洛谷 1115 最大子段和
题目描述
给出一段序列，选出其中连续且非空的一段使得这段和最大。
输入输出格式
输入格式：
第一行是一个正整数N，表示了序列的长度。
第二行包含N个绝对值不大于10000的整数Ai，描述了这段序列。
输出格式：
一个整数，为最大的子段和是多少。子段的最小长度为1。

#include <iostream>
#include <cstdio>
using namespace std;
int n, maxx, sum, t;
int main()
{
  cin>>n;
  cin>>t;
  maxx=t;
  sum=t;
  for (int i=2; i<=n; i++){
    cin>>t;
    sum=sum>0?sum:0;
    sum+=t;
    maxx=sum>maxx?sum:maxx;
  }
  printf("%d", maxx);
  return 0;
}

HDU 1003 Max Sum
Given a sequence a[1],a[2],a[3]…a[n], your job is to calculate the max sum of a sub-sequence. For example, given (6,-1,5,4,-7), the max sum in this sequence is 6 + (-1) + 5 + 4 = 14.
Input
The first line of the input contains an integer T(1<=T<=20) which means the number of test cases. Then T lines follow, each line starts with a number N(1<=N<=100000), then N integers followed(all the integers are between -1000 and 1000).
Output
For each test case, you should output two lines.
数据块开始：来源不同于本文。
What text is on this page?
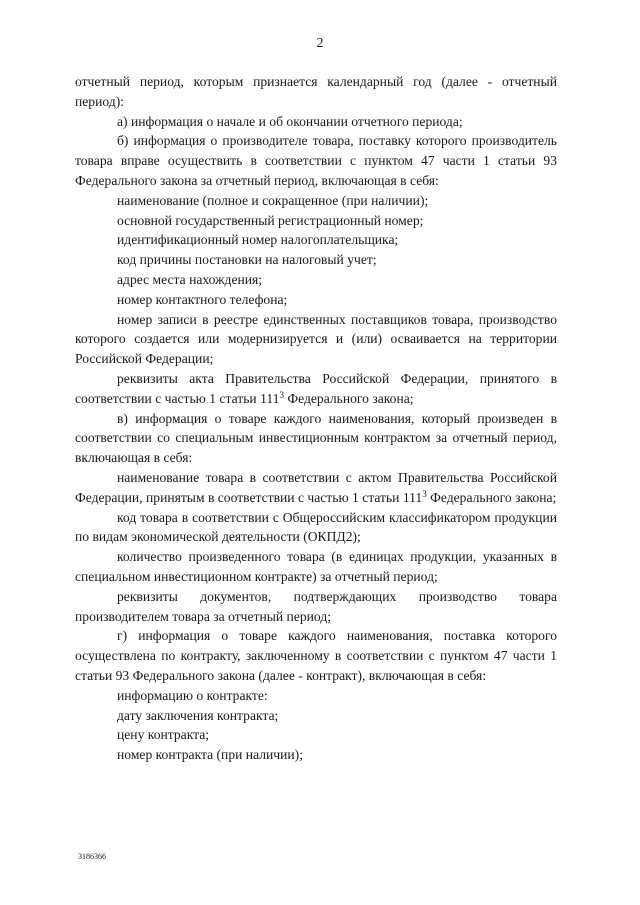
2

отчетный период, которым признается календарный год (далее - отчетный период):

а) информация о начале и об окончании отчетного периода;

б) информация о производителе товара, поставку которого производитель товара вправе осуществить в соответствии с пунктом 47 части 1 статьи 93 Федерального закона за отчетный период, включающая в себя:

наименование (полное и сокращенное (при наличии);

основной государственный регистрационный номер;

идентификационный номер налогоплательщика;

код причины постановки на налоговый учет;

адрес места нахождения;

номер контактного телефона;

номер записи в реестре единственных поставщиков товара, производство которого создается или модернизируется и (или) осваивается на территории Российской Федерации;

реквизиты акта Правительства Российской Федерации, принятого в соответствии с частью 1 статьи $111^3$ Федерального закона;

в) информация о товаре каждого наименования, который произведен в соответствии со специальным инвестиционным контрактом за отчетный период, включающая в себя:

наименование товара в соответствии с актом Правительства Российской Федерации, принятым в соответствии с частью 1 статьи $111^3$ Федерального закона;

код товара в соответствии с Общероссийским классификатором продукции по видам экономической деятельности (ОКПД2);

количество произведенного товара (в единицах продукции, указанных в специальном инвестиционном контракте) за отчетный период;

реквизиты документов, подтверждающих производство товара производителем товара за отчетный период;

г) информация о товаре каждого наименования, поставка которого осуществлена по контракту, заключенному в соответствии с пунктом 47 части 1 статьи 93 Федерального закона (далее - контракт), включающая в себя:

информацию о контракте:

дату заключения контракта;

цену контракта;

номер контракта (при наличии);

3186366
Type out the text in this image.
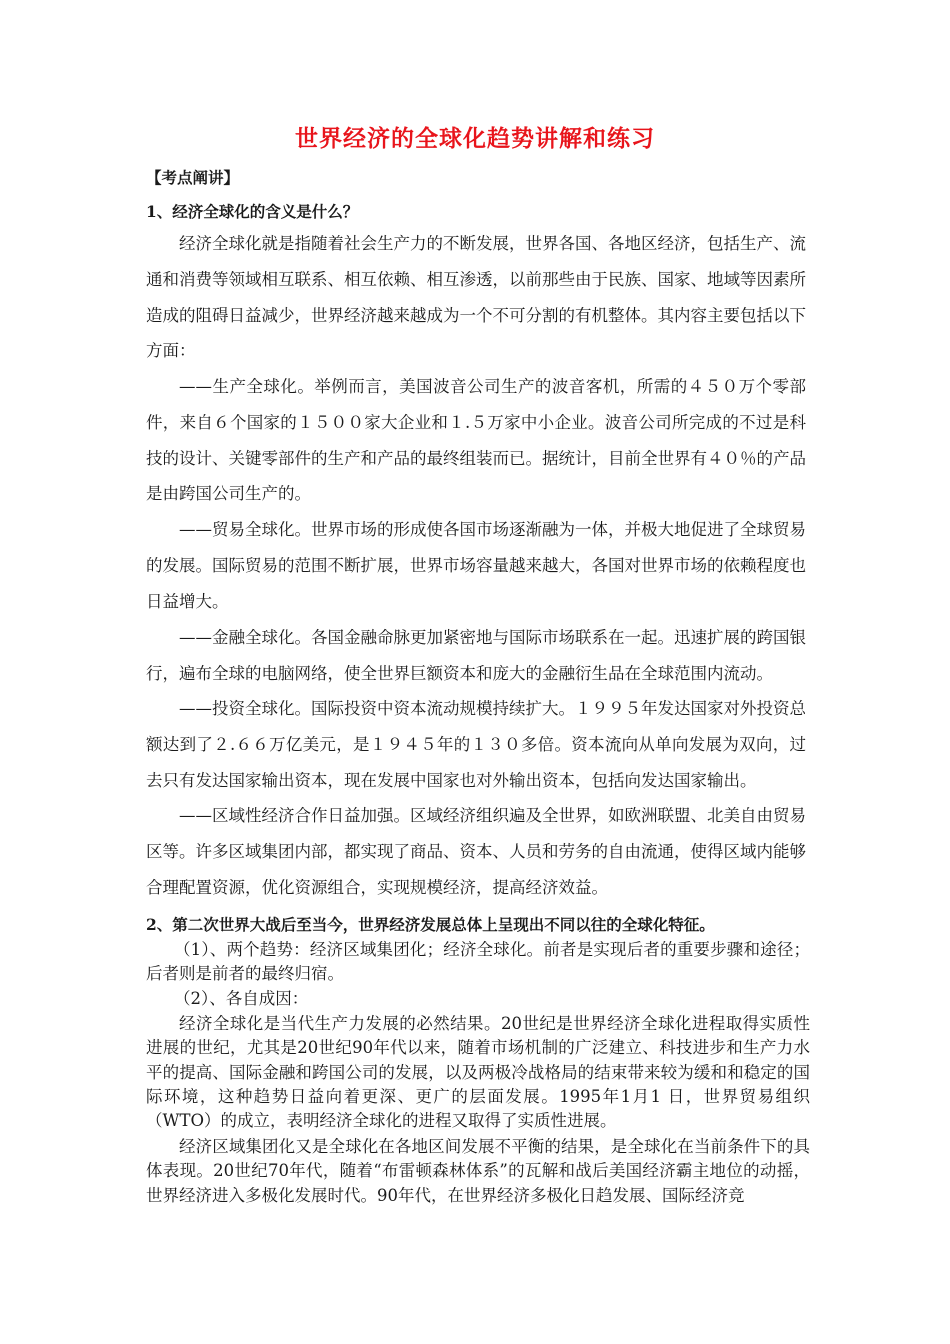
世界经济的全球化趋势讲解和练习
【考点阐讲】
1、经济全球化的含义是什么？

经济全球化就是指随着社会生产力的不断发展，世界各国、各地区经济，包括生产、流通和消费等领域相互联系、相互依赖、相互渗透，以前那些由于民族、国家、地域等因素所造成的阻碍日益减少，世界经济越来越成为一个不可分割的有机整体。其内容主要包括以下方面：

——生产全球化。举例而言，美国波音公司生产的波音客机，所需的４５０万个零部件，来自６个国家的１５００家大企业和１.５万家中小企业。波音公司所完成的不过是科技的设计、关键零部件的生产和产品的最终组装而已。据统计，目前全世界有４０％的产品是由跨国公司生产的。

——贸易全球化。世界市场的形成使各国市场逐渐融为一体，并极大地促进了全球贸易的发展。国际贸易的范围不断扩展，世界市场容量越来越大，各国对世界市场的依赖程度也日益增大。

——金融全球化。各国金融命脉更加紧密地与国际市场联系在一起。迅速扩展的跨国银行，遍布全球的电脑网络，使全世界巨额资本和庞大的金融衍生品在全球范围内流动。

——投资全球化。国际投资中资本流动规模持续扩大。１９９５年发达国家对外投资总额达到了２.６６万亿美元，是１９４５年的１３０多倍。资本流向从单向发展为双向，过去只有发达国家输出资本，现在发展中国家也对外输出资本，包括向发达国家输出。

——区域性经济合作日益加强。区域经济组织遍及全世界，如欧洲联盟、北美自由贸易区等。许多区域集团内部，都实现了商品、资本、人员和劳务的自由流通，使得区域内能够合理配置资源，优化资源组合，实现规模经济，提高经济效益。

2、第二次世界大战后至当今，世界经济发展总体上呈现出不同以往的全球化特征。

（1）、两个趋势：经济区域集团化；经济全球化。前者是实现后者的重要步骤和途径；后者则是前者的最终归宿。

（2）、各自成因：

经济全球化是当代生产力发展的必然结果。20世纪是世界经济全球化进程取得实质性进展的世纪，尤其是20世纪90年代以来，随着市场机制的广泛建立、科技进步和生产力水平的提高、国际金融和跨国公司的发展，以及两极冷战格局的结束带来较为缓和和稳定的国际环境，这种趋势日益向着更深、更广的层面发展。1995年1月1 日，世界贸易组织（WTO）的成立，表明经济全球化的进程又取得了实质性进展。

经济区域集团化又是全球化在各地区间发展不平衡的结果，是全球化在当前条件下的具体表现。20世纪70年代，随着“布雷顿森林体系”的瓦解和战后美国经济霸主地位的动摇，世界经济进入多极化发展时代。90年代，在世界经济多极化日趋发展、国际经济竞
The first line is “Case #:”, # means the number of the test case. The second line contains three integers, the Max Sum in the sequence, the start position of the sub-sequence, the end position of the sub-sequence. If there are more than one result, output the first one. Output a blank line between two cases.
Sample Input
2
5 6 -1 5 4 -7
7 0 6 -1 1 -6 7 -5
Sample Output
Case 1:
14 1 4

Case 2:
7 1 6

#include <iostream>
#include <cstdio>
#include <cstring>
#include <queue>
#include <algorithm>
using namespace std;

int main()
{
  int T, n;
  scanf("%d", &T);
  for (int k=1; k<=T; k++){
    scanf("%d", &n);
    int t;
    scanf("%d", &t);
    int begin=1, end=1, sum=t, maxx=t, begint=1, endt=1;
    for (int i=2; i<=n; i++){
      scanf("%d", &t);
      if (sum<0){
        sum=0;
        begint=i;
        endt=i;
      }
      sum+=t;
      if (sum>maxx){
        endt=i;
        begin=begint;
        end=endt;
        maxx=sum;
      }
    }
    printf("Case %d:\n", k);
    printf("%d %d %d\n", maxx, begin, end);
    if (k!=T)
      printf("\n");
  }
  return 0;
}